I have long argued the scope in video journalism.
I'm on Chapter Seven of my 70,000 word thesis, and with this corpus almost intact have the opportunity to embark on a number of tours, to explain a past, present and future of videojournalism.
Predicting the future is as I have said a mug's game ( See Apple's site for what I spoke about some time back).
How do you know has to be the first question anyone should ask. I have conducted various ethnographic studies in China, Tunisia, and the UK.
So whilst, yes, it would be a bold person to claim they've a hang on the next trend, using methodologies such as the Delphi procedure, Trend extrapolation and Media history, some interesting results emerge.
One question you could ask yourself is with broadband beyond your wildest dreams, what could you do, that you haven't done so far?
Gamer the film provides some examples in spatial film making, whilst my trip to China and hologram (previous posts) videos is worth considering.
However in breaking of from writing, I wanted to reinvigorate a conversation on Montage.
Creative VideojournalismLast week in one of my first psychovideojournalism tours, we ending up at Trafalgar Square where I shared ideas with the team on creating montage.
|Viewing a montage sequence at Trafalgar Square from Psychovideojournalism|
But one of the daddy's of montage to create it as a genre was Donald Siegel, who played a huge role in enabling the form to possess its own identity.
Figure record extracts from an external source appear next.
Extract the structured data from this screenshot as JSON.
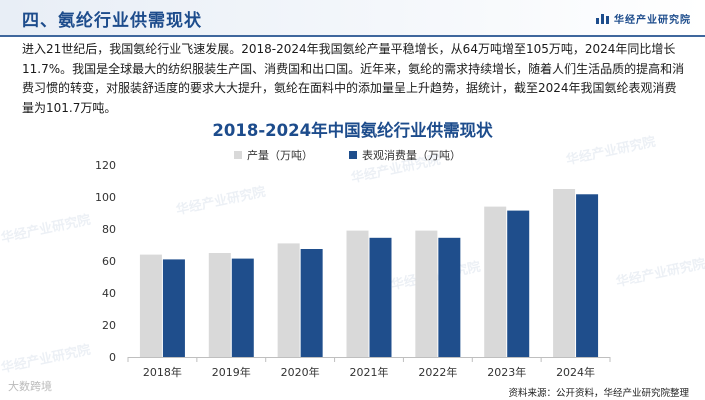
{
  "header": {
    "title": "四、氨纶行业供需现状",
    "brand": "华经产业研究院"
  },
  "intro": "进入21世纪后，我国氨纶行业飞速发展。2018-2024年我国氨纶产量平稳增长，从64万吨增至105万吨，2024年同比增长11.7%。我国是全球最大的纺织服装生产国、消费国和出口国。近年来，氨纶的需求持续增长，随着人们生活品质的提高和消费习惯的转变，对服装舒适度的要求大大提升，氨纶在面料中的添加量呈上升趋势，据统计，截至2024年我国氨纶表观消费量为101.7万吨。",
  "chart_data": {
    "type": "bar",
    "title": "2018-2024年中国氨纶行业供需现状",
    "categories": [
      "2018年",
      "2019年",
      "2020年",
      "2021年",
      "2022年",
      "2023年",
      "2024年"
    ],
    "series": [
      {
        "name": "产量（万吨）",
        "color": "#d9d9d9",
        "values": [
          64,
          65,
          71,
          79,
          79,
          94,
          105
        ]
      },
      {
        "name": "表观消费量（万吨）",
        "color": "#1f4e8c",
        "values": [
          61,
          61.5,
          67.5,
          74.5,
          74.5,
          91.5,
          101.7
        ]
      }
    ],
    "ylim": [
      0,
      120
    ],
    "yticks": [
      0,
      20,
      40,
      60,
      80,
      100,
      120
    ],
    "xlabel": "",
    "ylabel": "",
    "legend_position": "top",
    "grid": false
  },
  "watermark": "华经产业研究院",
  "source": "资料来源：公开资料，华经产业研究院整理",
  "stamp": "大数跨境"
}
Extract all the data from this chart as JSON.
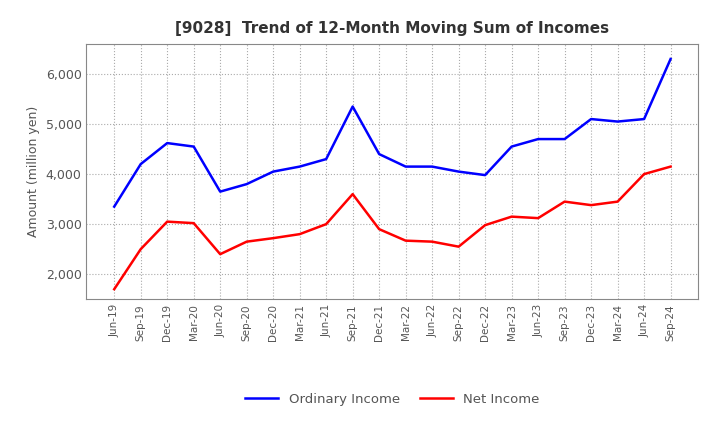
{
  "title": "[9028]  Trend of 12-Month Moving Sum of Incomes",
  "ylabel": "Amount (million yen)",
  "background_color": "#ffffff",
  "plot_bg_color": "#ffffff",
  "grid_color": "#aaaaaa",
  "x_labels": [
    "Jun-19",
    "Sep-19",
    "Dec-19",
    "Mar-20",
    "Jun-20",
    "Sep-20",
    "Dec-20",
    "Mar-21",
    "Jun-21",
    "Sep-21",
    "Dec-21",
    "Mar-22",
    "Jun-22",
    "Sep-22",
    "Dec-22",
    "Mar-23",
    "Jun-23",
    "Sep-23",
    "Dec-23",
    "Mar-24",
    "Jun-24",
    "Sep-24"
  ],
  "ordinary_income": [
    3350,
    4200,
    4620,
    4550,
    3650,
    3800,
    4050,
    4150,
    4300,
    5350,
    4400,
    4150,
    4150,
    4050,
    3980,
    4550,
    4700,
    4700,
    5100,
    5050,
    5100,
    6300
  ],
  "net_income": [
    1700,
    2500,
    3050,
    3020,
    2400,
    2650,
    2720,
    2800,
    3000,
    3600,
    2900,
    2670,
    2650,
    2550,
    2980,
    3150,
    3120,
    3450,
    3380,
    3450,
    4000,
    4150
  ],
  "ordinary_color": "#0000ff",
  "net_color": "#ff0000",
  "ylim_min": 1500,
  "ylim_max": 6600,
  "yticks": [
    2000,
    3000,
    4000,
    5000,
    6000
  ],
  "line_width": 1.8,
  "title_fontsize": 11,
  "title_color": "#333333",
  "tick_label_color": "#555555",
  "legend_labels": [
    "Ordinary Income",
    "Net Income"
  ]
}
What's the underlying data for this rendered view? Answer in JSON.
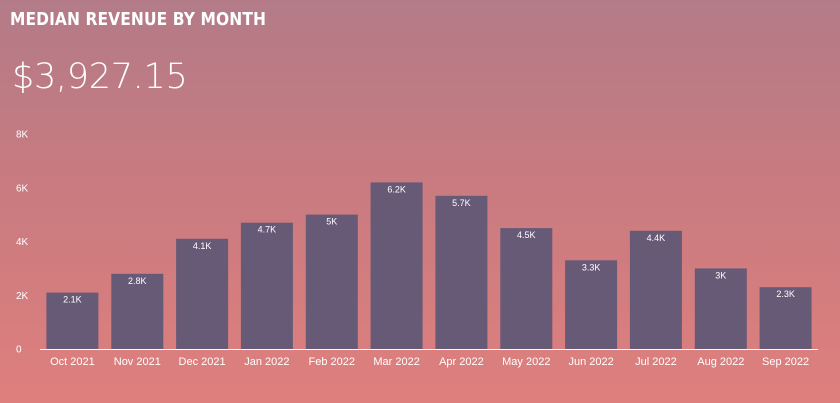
{
  "header": {
    "title": "MEDIAN REVENUE BY MONTH",
    "kpi_value": "$3,927.15"
  },
  "colors": {
    "bar": "#675a77",
    "axis": "#ffffff",
    "text": "#ffffff"
  },
  "chart_data": {
    "type": "bar",
    "title": "MEDIAN REVENUE BY MONTH",
    "xlabel": "",
    "ylabel": "",
    "ylim": [
      0,
      8000
    ],
    "grid": false,
    "yticks": [
      0,
      2000,
      4000,
      6000,
      8000
    ],
    "ytick_labels": [
      "0",
      "2K",
      "4K",
      "6K",
      "8K"
    ],
    "categories": [
      "Oct 2021",
      "Nov 2021",
      "Dec 2021",
      "Jan 2022",
      "Feb 2022",
      "Mar 2022",
      "Apr 2022",
      "May 2022",
      "Jun 2022",
      "Jul 2022",
      "Aug 2022",
      "Sep 2022"
    ],
    "values": [
      2100,
      2800,
      4100,
      4700,
      5000,
      6200,
      5700,
      4500,
      3300,
      4400,
      3000,
      2300
    ],
    "data_labels": [
      "2.1K",
      "2.8K",
      "4.1K",
      "4.7K",
      "5K",
      "6.2K",
      "5.7K",
      "4.5K",
      "3.3K",
      "4.4K",
      "3K",
      "2.3K"
    ]
  }
}
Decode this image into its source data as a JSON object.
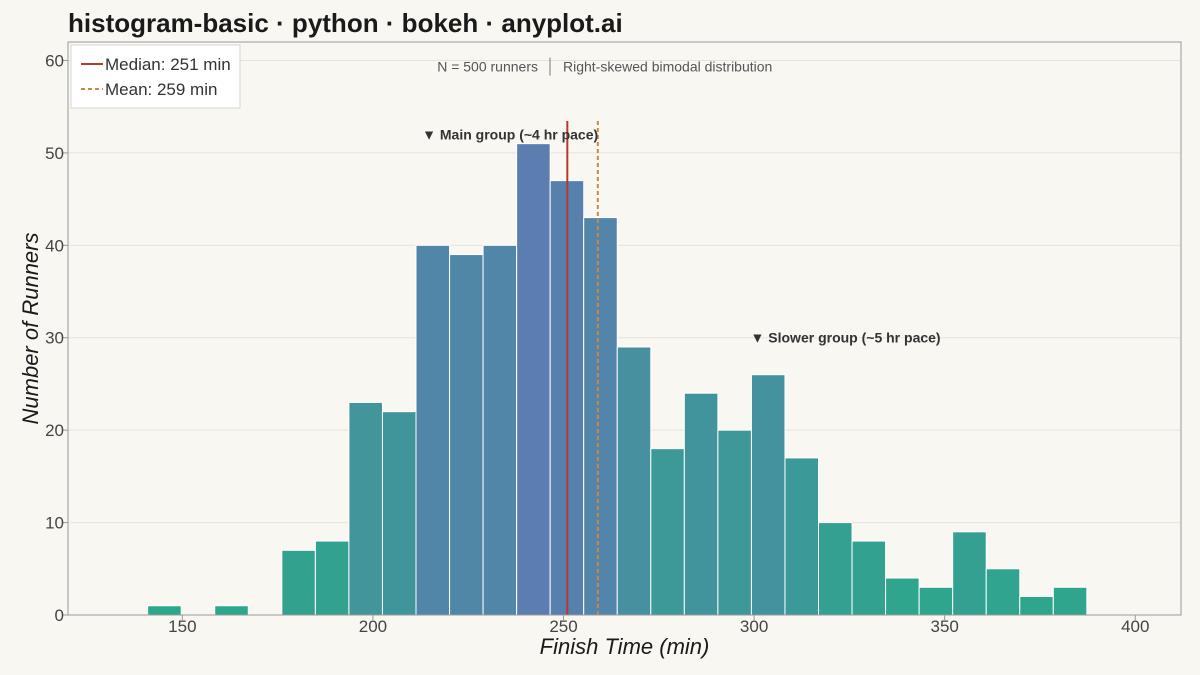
{
  "title": "histogram-basic · python · bokeh · anyplot.ai",
  "chart_data": {
    "type": "bar",
    "subtype": "histogram",
    "xlabel": "Finish Time (min)",
    "ylabel": "Number of Runners",
    "xlim": [
      120,
      412
    ],
    "ylim": [
      0,
      62
    ],
    "x_ticks": [
      150,
      200,
      250,
      300,
      350,
      400
    ],
    "y_ticks": [
      0,
      10,
      20,
      30,
      40,
      50,
      60
    ],
    "grid": true,
    "bin_width": 8.8,
    "bins": [
      {
        "x0": 140.9,
        "x1": 149.7,
        "count": 1
      },
      {
        "x0": 149.7,
        "x1": 158.5,
        "count": 0
      },
      {
        "x0": 158.5,
        "x1": 167.3,
        "count": 1
      },
      {
        "x0": 167.3,
        "x1": 176.1,
        "count": 0
      },
      {
        "x0": 176.1,
        "x1": 184.9,
        "count": 7
      },
      {
        "x0": 184.9,
        "x1": 193.7,
        "count": 8
      },
      {
        "x0": 193.7,
        "x1": 202.5,
        "count": 23
      },
      {
        "x0": 202.5,
        "x1": 211.3,
        "count": 22
      },
      {
        "x0": 211.3,
        "x1": 220.1,
        "count": 40
      },
      {
        "x0": 220.1,
        "x1": 228.9,
        "count": 39
      },
      {
        "x0": 228.9,
        "x1": 237.7,
        "count": 40
      },
      {
        "x0": 237.7,
        "x1": 246.5,
        "count": 51
      },
      {
        "x0": 246.5,
        "x1": 255.3,
        "count": 47
      },
      {
        "x0": 255.3,
        "x1": 264.1,
        "count": 43
      },
      {
        "x0": 264.1,
        "x1": 272.9,
        "count": 29
      },
      {
        "x0": 272.9,
        "x1": 281.7,
        "count": 18
      },
      {
        "x0": 281.7,
        "x1": 290.5,
        "count": 24
      },
      {
        "x0": 290.5,
        "x1": 299.3,
        "count": 20
      },
      {
        "x0": 299.3,
        "x1": 308.1,
        "count": 26
      },
      {
        "x0": 308.1,
        "x1": 316.9,
        "count": 17
      },
      {
        "x0": 316.9,
        "x1": 325.7,
        "count": 10
      },
      {
        "x0": 325.7,
        "x1": 334.5,
        "count": 8
      },
      {
        "x0": 334.5,
        "x1": 343.3,
        "count": 4
      },
      {
        "x0": 343.3,
        "x1": 352.1,
        "count": 3
      },
      {
        "x0": 352.1,
        "x1": 360.9,
        "count": 9
      },
      {
        "x0": 360.9,
        "x1": 369.7,
        "count": 5
      },
      {
        "x0": 369.7,
        "x1": 378.5,
        "count": 2
      },
      {
        "x0": 378.5,
        "x1": 387.3,
        "count": 3
      }
    ],
    "median": {
      "value": 251,
      "label": "Median: 251 min",
      "color": "#b5392f",
      "style": "solid"
    },
    "mean": {
      "value": 259,
      "label": "Mean: 259 min",
      "color": "#c98a3a",
      "style": "dashed"
    },
    "legend_position": "top-left",
    "annotations": [
      {
        "text": "▼ Main group (~4 hr pace)",
        "x": 236,
        "y": 52
      },
      {
        "text": "▼ Slower group (~5 hr pace)",
        "x": 324,
        "y": 30
      }
    ],
    "subtitle_left": "N = 500 runners",
    "subtitle_right": "Right-skewed bimodal distribution",
    "colors": {
      "low": "#2ba88a",
      "high": "#5b7db0",
      "bar_edge": "#ffffff",
      "grid": "#e6e3dc",
      "frame": "#9a9a9a"
    }
  }
}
Remember montage, as seen in the modernist guise of CSI Miami etc is often used to show the transition of time within the body of a film.
As a stand alone, it conveys ideas in what semioticians view as unorthodox shots often prefiguring some symbolic meaning.
A symbol is something that bears no relationship to what you see. You make up the meaning or in some cases societies convene on some understanding e,g, a red sign as a triangle.
In Se7en, you're no wiser about the image, but as a whole the meaning its frankensteined. That is together the sequences signify strange dangerous even criminal behaviour.
BUT more importantly it creates the famous contrapuntal feeling again developed by Eisenstein. The scene works against the images to recreate something that shouldn't work, but does.